Career Profile: Marye Moran

By June 27, 2019 July 15th, 2019 Articles, Careers

Can you tell us a bit about what you do at Carl Marks Advisors?

I’m a restructuring associate, and work on both consulting and investment banking engagements. On a consulting deal, I am involved in the development of operational and financial improvements. Since every distressed company is unique, sometimes I’m doing a cash flow analysis and other days it’s a process improvement plan. Often those clients also need a balance sheet solution, so I partner with our investment banking team to refinance their capital structures or raise new funding.

You were an associate at a large firm previously; how is your experience at CMA different than the one you had there?

Both provide strong opportunities. I was able to get my feet wet at a large firm in a way that made me excited about the future of restructuring, but I knew that I’d have to slowly climb the ranks in a large office. Since pushing myself to grow quickly is a priority for me, I decided to switch to a mid-sized firm, and Carl Marks Advisors has been amazing. I’ve still been able to work on large, complex transactions, but I’ve been able to play a more meaningful role. The management team keeps tabs on the type of work that I do and where I’d like to grow more and then assigns me based on that, so I know I’m an important member of the team even though I’m junior.

What do you wish you could tell yourself when you were graduating from college?

When I was in school, I had no idea of the opportunities that existed in the middle market – I just gravitated toward big names. Today I know that things like team size and company culture are equally important. Carl Marks Advisors has pushed me out of my comfort zone a bit, and that responsibility has helped me grow in ways I didn’t know would be possible when I was just out of college.
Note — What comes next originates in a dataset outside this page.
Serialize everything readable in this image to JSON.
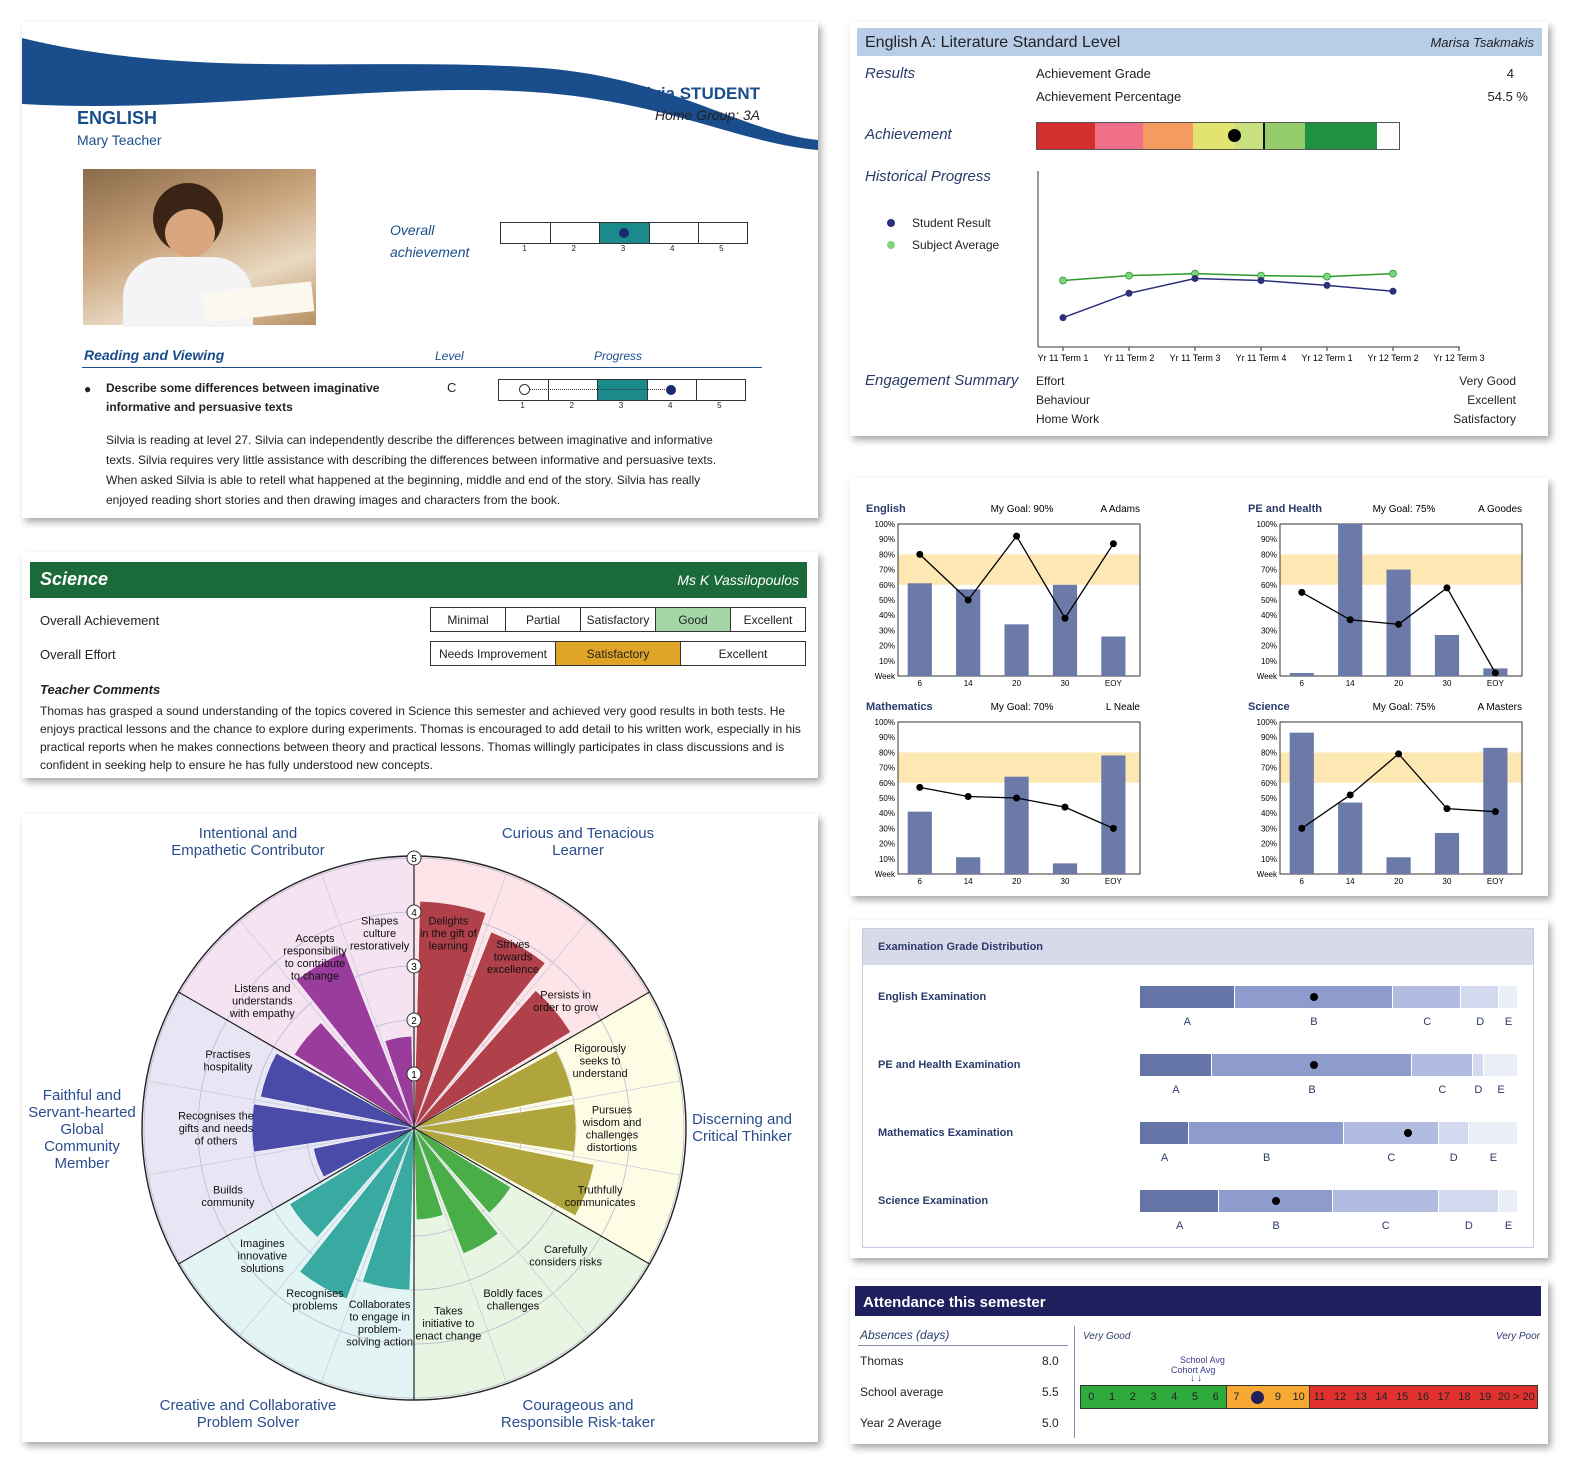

Today, I can see my career going in several directions, and that’s thanks to the variety of work I’ve been able to do here.

There’s a lot of buzz about building the careers of women in the industry. What do you see as the future for women in restructuring?

I certainly heard horror stories about the “Boys Club” culture of finance before I joined, but I’ve been lucky to work around amazing people who champion quality work over any personal attribute. Of course, I’d love to see more women in leadership positions in the industry, and to that end, I’m excited to be on track to be one of those role models for future women.

Have to end on a fun one: sports team loyalty?

This one doesn’t make me too popular at company outings to Yankee Stadium, but I’m one of the only Red Sox fans from New York.